Au Châtelet, première en France de la Banda Sinfonica Juvenil Simon Bolivar, sœur cadette de l’Orchestre Symphonique de Gustavo Dudamel et tête de pont bis du Sistema vénézuélien (400 000 jeunes de toute l’Amérique latine, des centaines d’orchestres, chorales, jazz-bands et harmonies). Cent-vingt bois, cuivres, percussions, violoncelles et contrebasses dirigés par Sergio Rosales - vingt-quatre ans et une technique phénoménale, produit-type de cet impressionnant ascenseur social. Atmosphère de fête, chorégraphie d’instruments en folie et lancers de blousons aux couleurs du Vénézuéla pendant les bis, selon la tradition maison. Mais avant cela, concert sérieux, et des leçons à méditer. Extreme MakeOver de Johan de Meij (auteur de la Symphonie « Seigneur des Anneaux ») et la 3ème Symphonie "Circus Maximus" de John Corigliano (disciple de Leonard Bernstein, adulé aux USA) sonnent cross-over aux oreilles européennes, mais renvoient dos à dos néo- et avant-gardistes. Même remarque pour la Rhapsodie for Talents, hymne jazzy de circonstance commandé à Giancarlo Castro D’Addona par Buffet Group, pourvoyeur français du Sistema en instruments haut de gamme, et que la Banda bisse avec entrain. La maturité et l’introspection viendront plus tard, à l’exemple de Dudamel (voir ici).

François Lafon

Tournée en Belgique, Suisse, Hollande, Espagne, jusqu’au 21 juillet.
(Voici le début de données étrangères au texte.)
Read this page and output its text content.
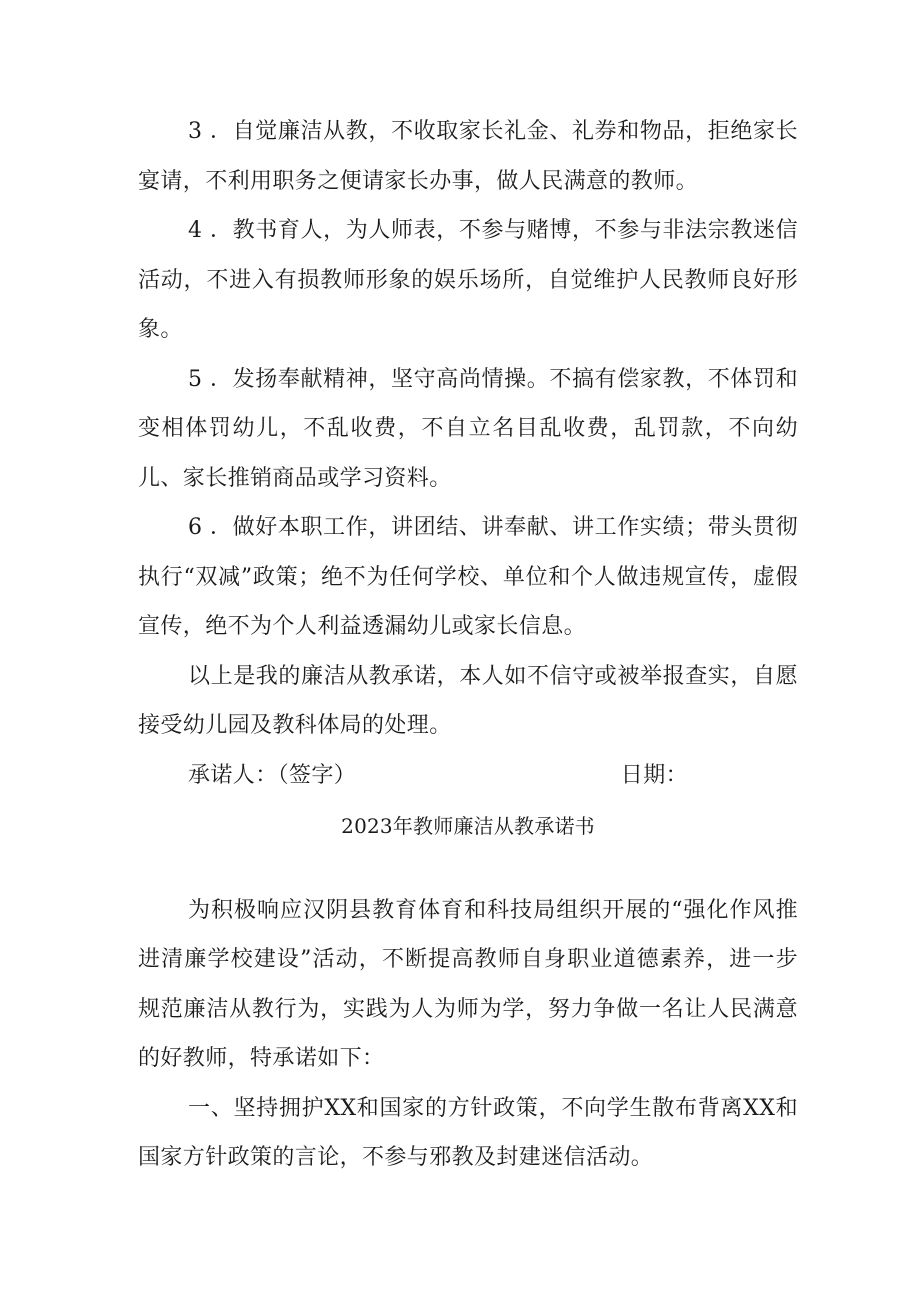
3 ．自觉廉洁从教，不收取家长礼金、礼券和物品，拒绝家长宴请，不利用职务之便请家长办事，做人民满意的教师。

4 ．教书育人，为人师表，不参与赌博，不参与非法宗教迷信活动，不进入有损教师形象的娱乐场所，自觉维护人民教师良好形象。

5 ．发扬奉献精神，坚守高尚情操。不搞有偿家教，不体罚和变相体罚幼儿，不乱收费，不自立名目乱收费，乱罚款，不向幼儿、家长推销商品或学习资料。

6 ．做好本职工作，讲团结、讲奉献、讲工作实绩；带头贯彻执行“双减”政策；绝不为任何学校、单位和个人做违规宣传，虚假宣传，绝不为个人利益透漏幼儿或家长信息。

以上是我的廉洁从教承诺，本人如不信守或被举报查实，自愿接受幼儿园及教科体局的处理。

承诺人：（签字）	日期：
2023年教师廉洁从教承诺书

为积极响应汉阴县教育体育和科技局组织开展的“强化作风推进清廉学校建设”活动，不断提高教师自身职业道德素养，进一步规范廉洁从教行为，实践为人为师为学，努力争做一名让人民满意的好教师，特承诺如下：

一、坚持拥护XX和国家的方针政策，不向学生散布背离XX和国家方针政策的言论，不参与邪教及封建迷信活动。
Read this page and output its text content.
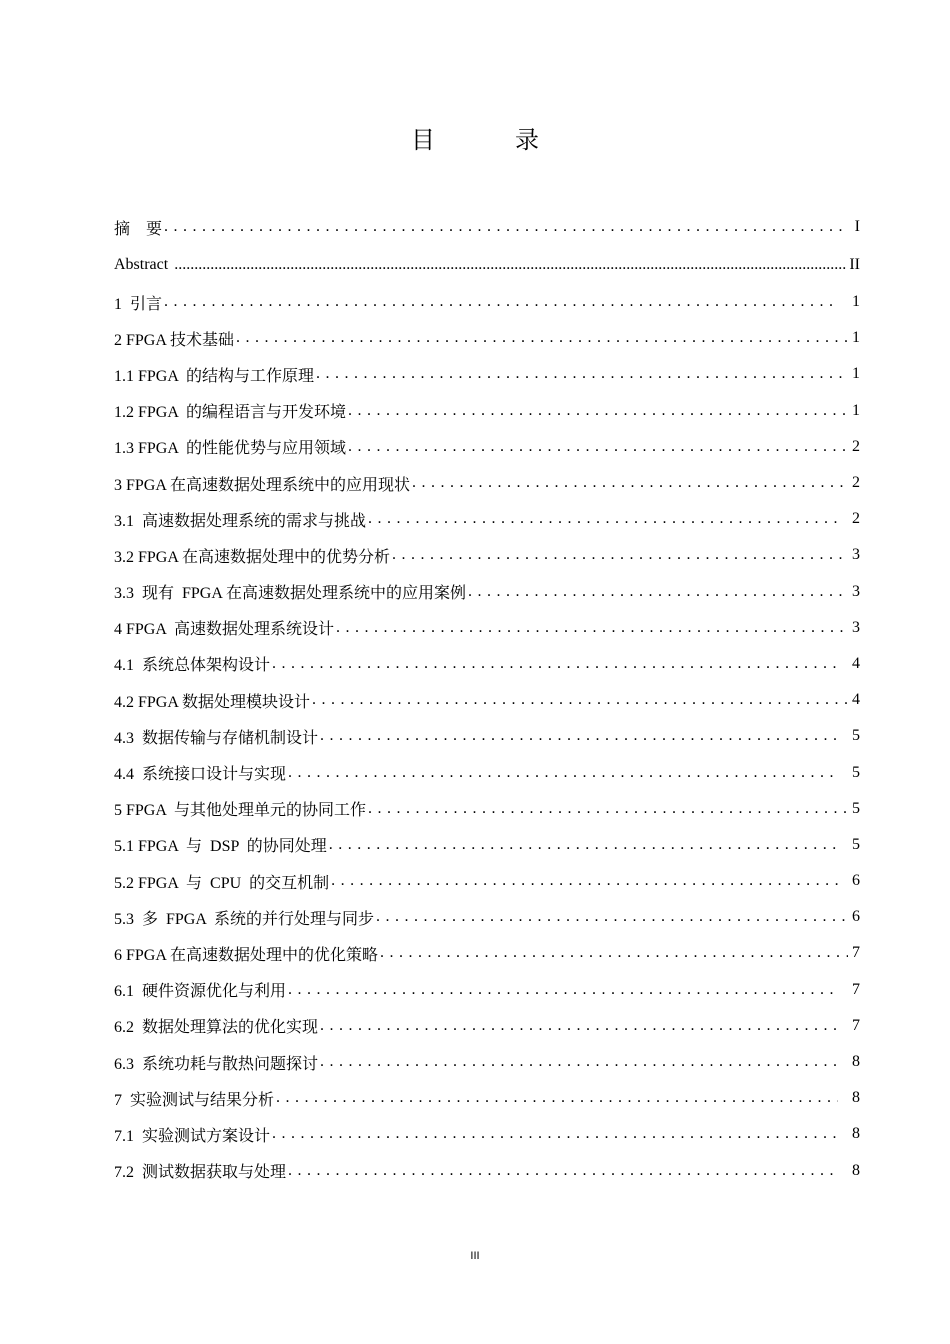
目　录
摘　要 . . .	I
Abstract .....	II
1  引言 . . .	1
2 FPGA 技术基础 . . .	1
1.1 FPGA  的结构与工作原理 . . .	1
1.2 FPGA  的编程语言与开发环境 . . .	1
1.3 FPGA  的性能优势与应用领域 . . .	2
3 FPGA 在高速数据处理系统中的应用现状 . . .	2
3.1  高速数据处理系统的需求与挑战 . . .	2
3.2 FPGA 在高速数据处理中的优势分析 . . .	3
3.3  现有  FPGA 在高速数据处理系统中的应用案例 . . .	3
4 FPGA  高速数据处理系统设计 . . .	3
4.1  系统总体架构设计 . . .	4
4.2 FPGA 数据处理模块设计 . . .	4
4.3  数据传输与存储机制设计 . . .	5
4.4  系统接口设计与实现 . . .	5
5 FPGA  与其他处理单元的协同工作 . . .	5
5.1 FPGA  与  DSP  的协同处理 . . .	5
5.2 FPGA  与  CPU  的交互机制 . . .	6
5.3  多  FPGA  系统的并行处理与同步 . . .	6
6 FPGA 在高速数据处理中的优化策略 . . .	7
6.1  硬件资源优化与利用 . . .	7
6.2  数据处理算法的优化实现 . . .	7
6.3  系统功耗与散热问题探讨 . . .	8
7  实验测试与结果分析 . . .	8
7.1  实验测试方案设计 . . .	8
7.2  测试数据获取与处理 . . .	8
III
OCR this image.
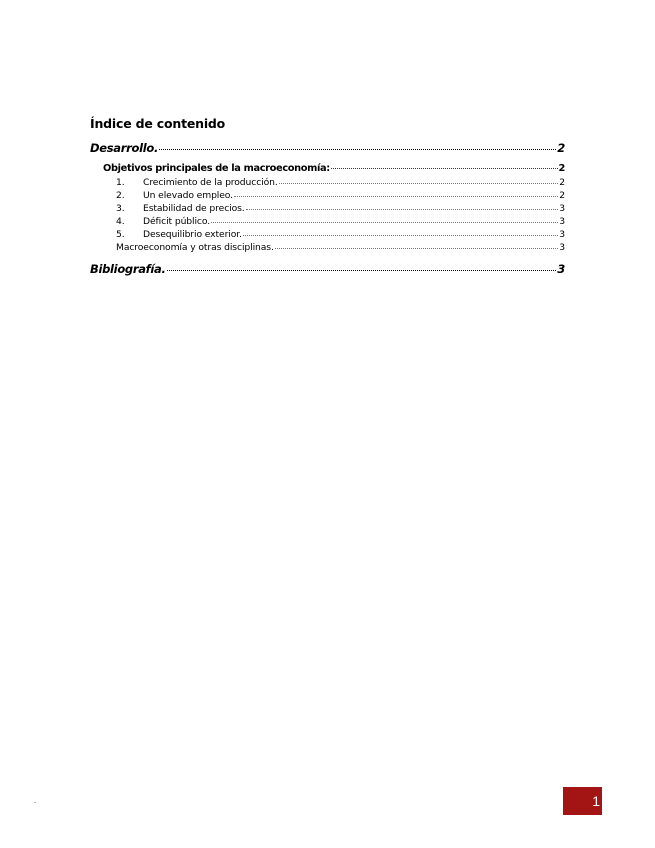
Índice de contenido
Desarrollo.	2
Objetivos principales de la macroeconomía:	2
1.	Crecimiento de la producción.	2
2.	Un elevado empleo.	2
3.	Estabilidad de precios.	3
4.	Déficit público.	3
5.	Desequilibrio exterior.	3
Macroeconomía y otras disciplinas.	3
Bibliografía.	3
1
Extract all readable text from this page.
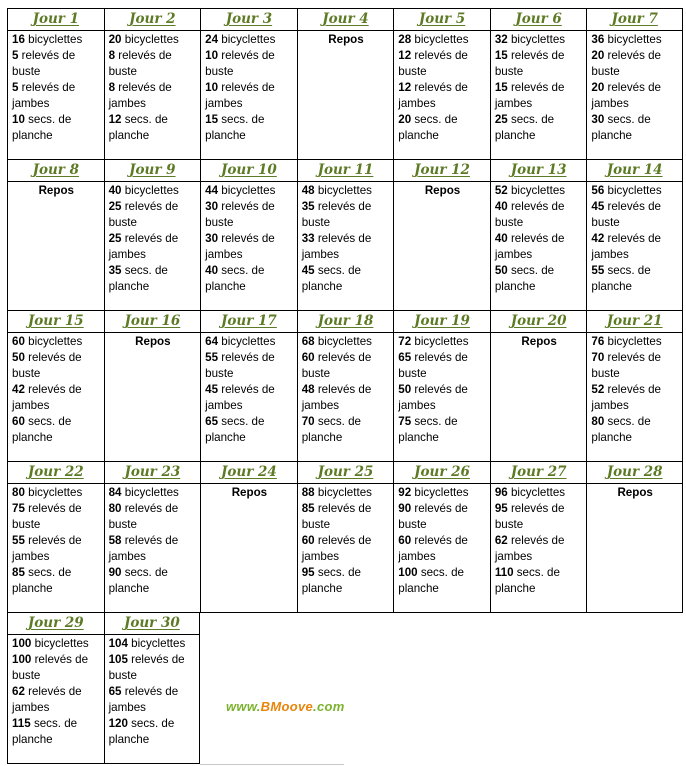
Jour 1
16 bicyclettes
5 relevés de buste
5 relevés de jambes
10 secs. de planche
Jour 2
20 bicyclettes
8 relevés de buste
8 relevés de jambes
12 secs. de planche
Jour 3
24 bicyclettes
10 relevés de buste
10 relevés de jambes
15 secs. de planche
Jour 4
Repos
Jour 5
28 bicyclettes
12 relevés de buste
12 relevés de jambes
20 secs. de planche
Jour 6
32 bicyclettes
15 relevés de buste
15 relevés de jambes
25 secs. de planche
Jour 7
36 bicyclettes
20 relevés de buste
20 relevés de jambes
30 secs. de planche
Jour 8
Repos
Jour 9
40 bicyclettes
25 relevés de buste
25 relevés de jambes
35 secs. de planche
Jour 10
44 bicyclettes
30 relevés de buste
30 relevés de jambes
40 secs. de planche
Jour 11
48 bicyclettes
35 relevés de buste
33 relevés de jambes
45 secs. de planche
Jour 12
Repos
Jour 13
52 bicyclettes
40 relevés de buste
40 relevés de jambes
50 secs. de planche
Jour 14
56 bicyclettes
45 relevés de buste
42 relevés de jambes
55 secs. de planche
Jour 15
60 bicyclettes
50 relevés de buste
42 relevés de jambes
60 secs. de planche
Jour 16
Repos
Jour 17
64 bicyclettes
55 relevés de buste
45 relevés de jambes
65 secs. de planche
Jour 18
68 bicyclettes
60 relevés de buste
48 relevés de jambes
70 secs. de planche
Jour 19
72 bicyclettes
65 relevés de buste
50 relevés de jambes
75 secs. de planche
Jour 20
Repos
Jour 21
76 bicyclettes
70 relevés de buste
52 relevés de jambes
80 secs. de planche
Jour 22
80 bicyclettes
75 relevés de buste
55 relevés de jambes
85 secs. de planche
Jour 23
84 bicyclettes
80 relevés de buste
58 relevés de jambes
90 secs. de planche
Jour 24
Repos
Jour 25
88 bicyclettes
85 relevés de buste
60 relevés de jambes
95 secs. de planche
Jour 26
92 bicyclettes
90 relevés de buste
60 relevés de jambes
100 secs. de planche
Jour 27
96 bicyclettes
95 relevés de buste
62 relevés de jambes
110 secs. de planche
Jour 28
Repos
Jour 29
100 bicyclettes
100 relevés de buste
62 relevés de jambes
115 secs. de planche
Jour 30
104 bicyclettes
105 relevés de buste
65 relevés de jambes
120 secs. de planche
www.BMoove.com
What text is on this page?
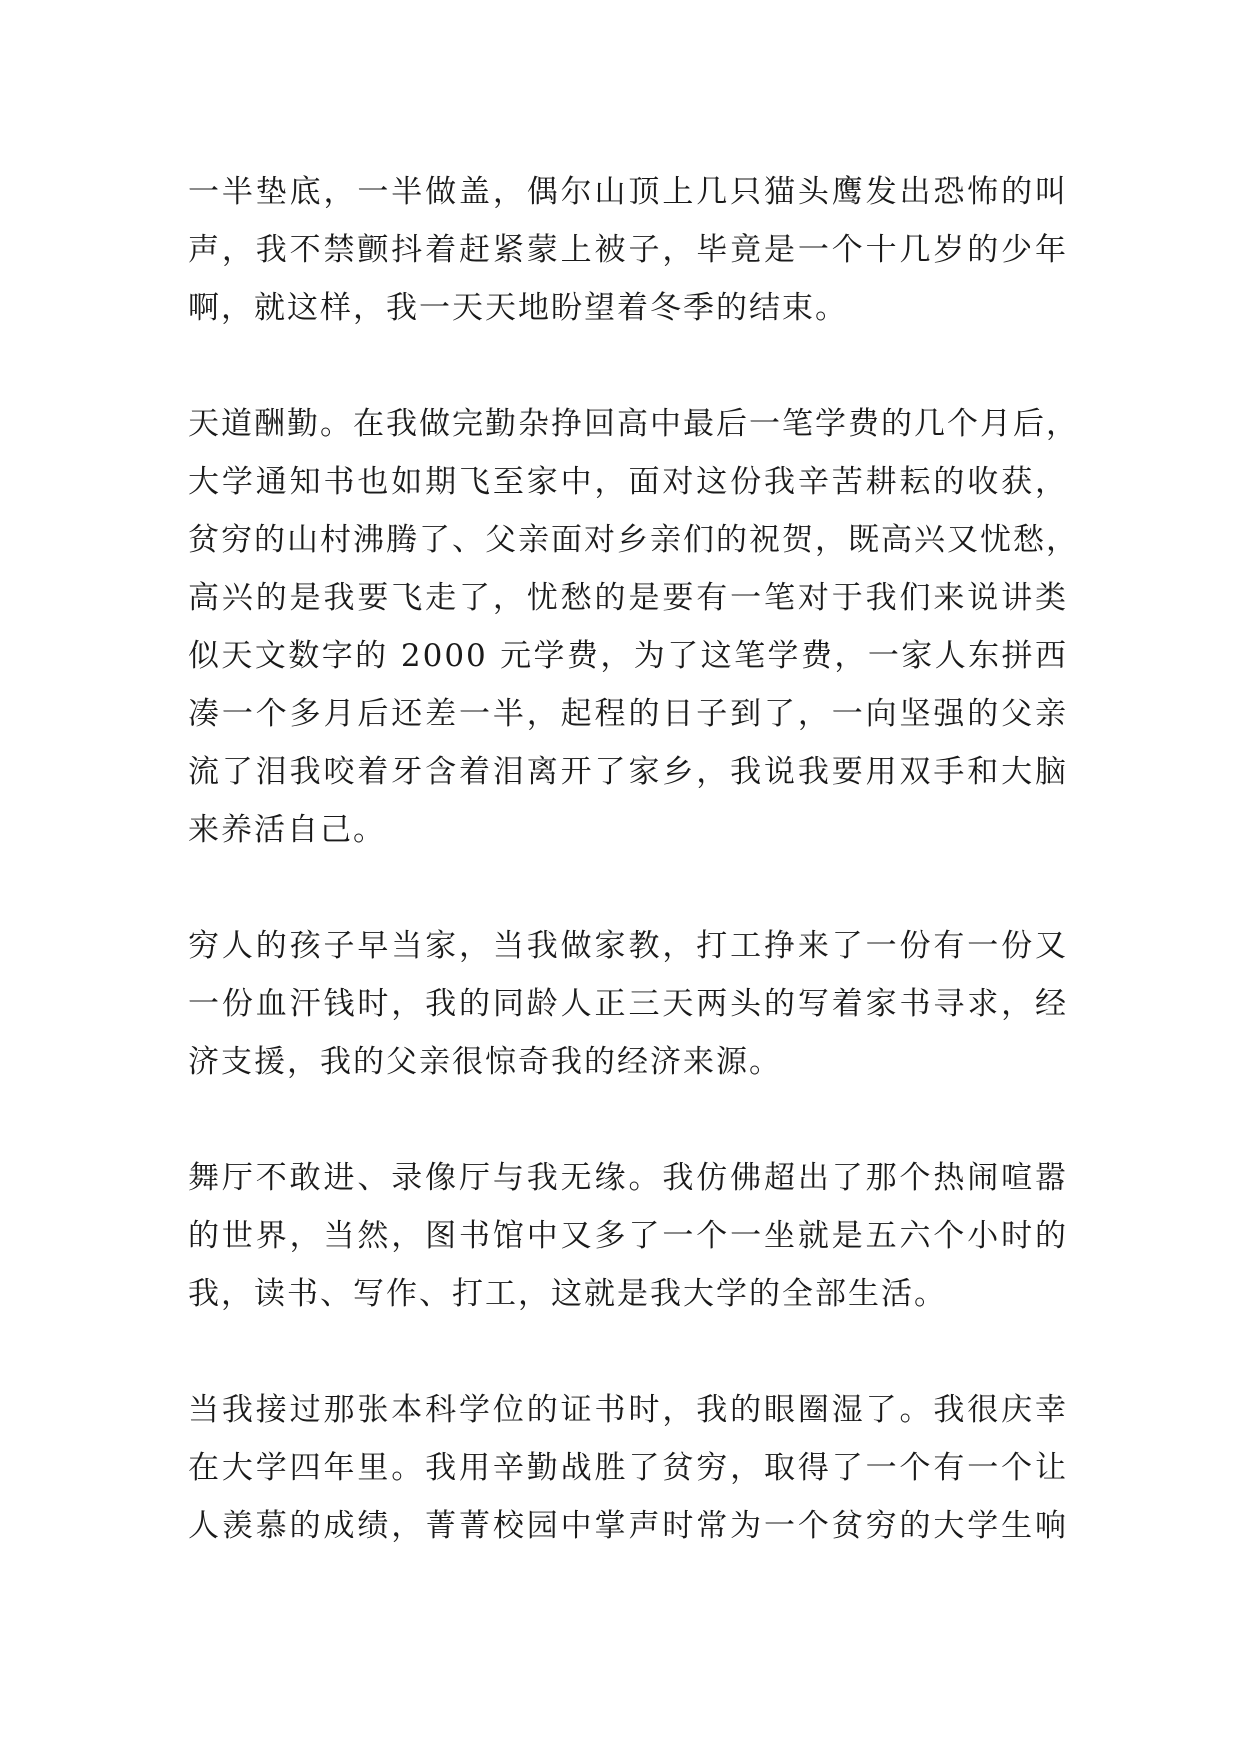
一半垫底，一半做盖，偶尔山顶上几只猫头鹰发出恐怖的叫
声，我不禁颤抖着赶紧蒙上被子，毕竟是一个十几岁的少年
啊，就这样，我一天天地盼望着冬季的结束。
天道酬勤。在我做完勤杂挣回高中最后一笔学费的几个月后，
大学通知书也如期飞至家中，面对这份我辛苦耕耘的收获，
贫穷的山村沸腾了、父亲面对乡亲们的祝贺，既高兴又忧愁，
高兴的是我要飞走了，忧愁的是要有一笔对于我们来说讲类
似天文数字的 2000 元学费，为了这笔学费，一家人东拼西
凑一个多月后还差一半，起程的日子到了，一向坚强的父亲
流了泪我咬着牙含着泪离开了家乡，我说我要用双手和大脑
来养活自己。
穷人的孩子早当家，当我做家教，打工挣来了一份有一份又
一份血汗钱时，我的同龄人正三天两头的写着家书寻求，经
济支援，我的父亲很惊奇我的经济来源。
舞厅不敢进、录像厅与我无缘。我仿佛超出了那个热闹喧嚣
的世界，当然，图书馆中又多了一个一坐就是五六个小时的
我，读书、写作、打工，这就是我大学的全部生活。
当我接过那张本科学位的证书时，我的眼圈湿了。我很庆幸
在大学四年里。我用辛勤战胜了贫穷，取得了一个有一个让
人羡慕的成绩，菁菁校园中掌声时常为一个贫穷的大学生响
Aux Docks, beaubourienne Cité de la mode et du design entre la Seine et la gare d’Austerlitz, Valentina Lisitsa joue sur un des quarante-huit pianos droits décorés par des artistes contemporains et installés dans divers lieux publics, selon la formule anglaise Play Me, I’m Yours (Jouez-moi, je suis à vous). Hier, elle jouait l’ « Appassionata » de Beethoven en peine rue, dimanche elle sera sur les marches du Sacré-Cœur. La Reine de la Toile (voir ici) fait à sa manière la promotion des quatre Concertos de Rachmaninov, son premier album chez Universal. Toutes ses interventions seront bien sûr en ligne, prêtes à êtres dégustées par ses 77 000 abonnés. Haute voltige (Liszt) et introspection (Chopin) dans les conditions les plus improbables : un paradoxe qui fait le succès de cette Ukrainienne à la technique phénoménale et à la concentration hors du commun, voire une démonstration par l’absurde de la provocation que représente la musique savante dans le monde contemporain. Une provocation qui atteint des sommets quand une touche reste dans la main de l’artiste, qui la dépose délicatement sur le bord de son tabouret sans interrompre les folies digitales d’une Rhapsodie hongroise de Liszt.

François Lafon

Play Me, I’m Yours, jusqu’au 8 juillet - Valentina Lisitsa : mini-récitals 6 juillet (19h) place des Abbesses et 7 juillet sur les escaliers du Sacré-Cœur.